I like to steath it at these sites and then connect to a fast public proxy somewhere. Hackers can still find your IP address through referrer. I was surfing atsronomy web sites when zone alarm was warning me. I did whois on the IP address and I was one of those sites so I know web sites have hackers behind them and they know your IP steathed. I have been using proxomitron to take care of that I just copy and paste IP adresses of other public proxys that I find on a list in xforward out in proxomitron. then I google "my ip" and check my machine and proxy with a remote IP test, your real IP should not show. You can also trickem into thinking you have another OS and browser type.
SURF SAFE

 

[TECHGUNS]

I think that I should put another post about proxo.
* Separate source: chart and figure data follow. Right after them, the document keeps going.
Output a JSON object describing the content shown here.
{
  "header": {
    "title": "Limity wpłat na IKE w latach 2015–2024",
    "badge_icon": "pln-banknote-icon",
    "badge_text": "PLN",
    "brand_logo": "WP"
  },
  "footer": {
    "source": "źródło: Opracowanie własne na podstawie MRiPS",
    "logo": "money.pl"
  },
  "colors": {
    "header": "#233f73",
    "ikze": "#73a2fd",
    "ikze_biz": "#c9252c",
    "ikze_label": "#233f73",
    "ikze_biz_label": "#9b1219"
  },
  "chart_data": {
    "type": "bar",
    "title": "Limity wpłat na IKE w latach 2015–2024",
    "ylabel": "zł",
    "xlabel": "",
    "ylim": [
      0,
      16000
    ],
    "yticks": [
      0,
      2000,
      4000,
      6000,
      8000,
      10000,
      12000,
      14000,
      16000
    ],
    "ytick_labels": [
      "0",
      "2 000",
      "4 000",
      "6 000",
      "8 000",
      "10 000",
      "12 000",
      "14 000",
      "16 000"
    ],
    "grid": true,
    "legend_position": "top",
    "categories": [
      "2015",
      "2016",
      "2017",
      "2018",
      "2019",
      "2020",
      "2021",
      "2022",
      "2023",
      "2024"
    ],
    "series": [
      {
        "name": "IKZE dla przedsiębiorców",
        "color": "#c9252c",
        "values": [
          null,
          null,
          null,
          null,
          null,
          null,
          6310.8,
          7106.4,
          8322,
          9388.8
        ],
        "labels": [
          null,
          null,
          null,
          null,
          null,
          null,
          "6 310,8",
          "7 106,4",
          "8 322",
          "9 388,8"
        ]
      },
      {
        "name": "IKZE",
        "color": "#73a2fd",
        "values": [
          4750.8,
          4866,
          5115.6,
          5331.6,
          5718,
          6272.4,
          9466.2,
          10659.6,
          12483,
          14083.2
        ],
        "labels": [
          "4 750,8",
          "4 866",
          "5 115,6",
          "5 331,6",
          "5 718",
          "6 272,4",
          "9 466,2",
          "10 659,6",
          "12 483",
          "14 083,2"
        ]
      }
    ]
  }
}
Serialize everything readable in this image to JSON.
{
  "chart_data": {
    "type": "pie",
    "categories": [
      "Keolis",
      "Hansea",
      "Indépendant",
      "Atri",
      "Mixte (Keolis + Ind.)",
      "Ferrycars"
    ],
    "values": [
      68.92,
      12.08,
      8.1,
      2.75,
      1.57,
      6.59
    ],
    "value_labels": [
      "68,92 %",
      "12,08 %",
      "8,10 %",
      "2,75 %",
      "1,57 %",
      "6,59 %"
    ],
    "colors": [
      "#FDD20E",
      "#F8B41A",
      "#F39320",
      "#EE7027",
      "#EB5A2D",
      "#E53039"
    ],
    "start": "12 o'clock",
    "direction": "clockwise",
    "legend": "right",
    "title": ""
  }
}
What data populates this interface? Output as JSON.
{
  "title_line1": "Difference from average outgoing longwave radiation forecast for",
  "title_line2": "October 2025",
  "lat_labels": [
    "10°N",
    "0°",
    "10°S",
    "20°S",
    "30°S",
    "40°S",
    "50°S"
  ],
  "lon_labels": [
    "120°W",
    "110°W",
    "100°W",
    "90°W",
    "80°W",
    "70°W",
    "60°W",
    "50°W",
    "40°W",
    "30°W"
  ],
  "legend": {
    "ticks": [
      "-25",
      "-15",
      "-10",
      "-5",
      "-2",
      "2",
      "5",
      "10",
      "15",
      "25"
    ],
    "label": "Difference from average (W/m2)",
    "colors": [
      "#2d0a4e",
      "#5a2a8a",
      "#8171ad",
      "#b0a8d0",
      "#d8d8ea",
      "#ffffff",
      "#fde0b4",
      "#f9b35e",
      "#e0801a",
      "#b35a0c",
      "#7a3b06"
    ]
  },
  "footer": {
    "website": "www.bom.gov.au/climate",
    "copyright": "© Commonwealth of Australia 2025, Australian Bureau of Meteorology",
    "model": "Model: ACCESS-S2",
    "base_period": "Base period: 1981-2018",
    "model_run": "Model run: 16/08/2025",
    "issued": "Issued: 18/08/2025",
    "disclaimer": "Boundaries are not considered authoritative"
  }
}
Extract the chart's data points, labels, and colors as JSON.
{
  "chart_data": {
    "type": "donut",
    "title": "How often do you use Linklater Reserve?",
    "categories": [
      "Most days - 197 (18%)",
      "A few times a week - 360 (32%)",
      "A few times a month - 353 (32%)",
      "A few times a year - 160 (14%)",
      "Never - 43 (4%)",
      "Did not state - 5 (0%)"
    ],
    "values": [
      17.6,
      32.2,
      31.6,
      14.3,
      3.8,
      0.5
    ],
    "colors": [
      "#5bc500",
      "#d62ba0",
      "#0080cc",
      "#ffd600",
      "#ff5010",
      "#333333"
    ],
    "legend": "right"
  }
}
It wont do squat unless you find the proxy settings in your browser type in localhost port 8080 or 127.0.0.1 port 8080.
Proxomitron comes with the filters but I like to mess with it. I copy and paste about 30 public proxys into proxomitron it will allow you to switch to each one easy or unhook for testing at PCFlank.

Just put a public proxy IP to hide referrer your IP. I only put proxy address in it because thats almost like reverse spoofing someone.

HTTP Header
X-Forwarded-For (out):
Replacement text
218.26.177.98

change your browser or OS

HTTP Header
User-Agent: Konqueror 3.1 (out)
Header Value Match
*
Replacement text
Konqueror 3.1

You might want to change your language the referrer is in another country

HTTP Header
Accept-Language: German (out)
Header Value Match
*
Replacement text
gmh

If you dont know what all this garbage is about playwith it untill you hang it. This is a good antihack tool.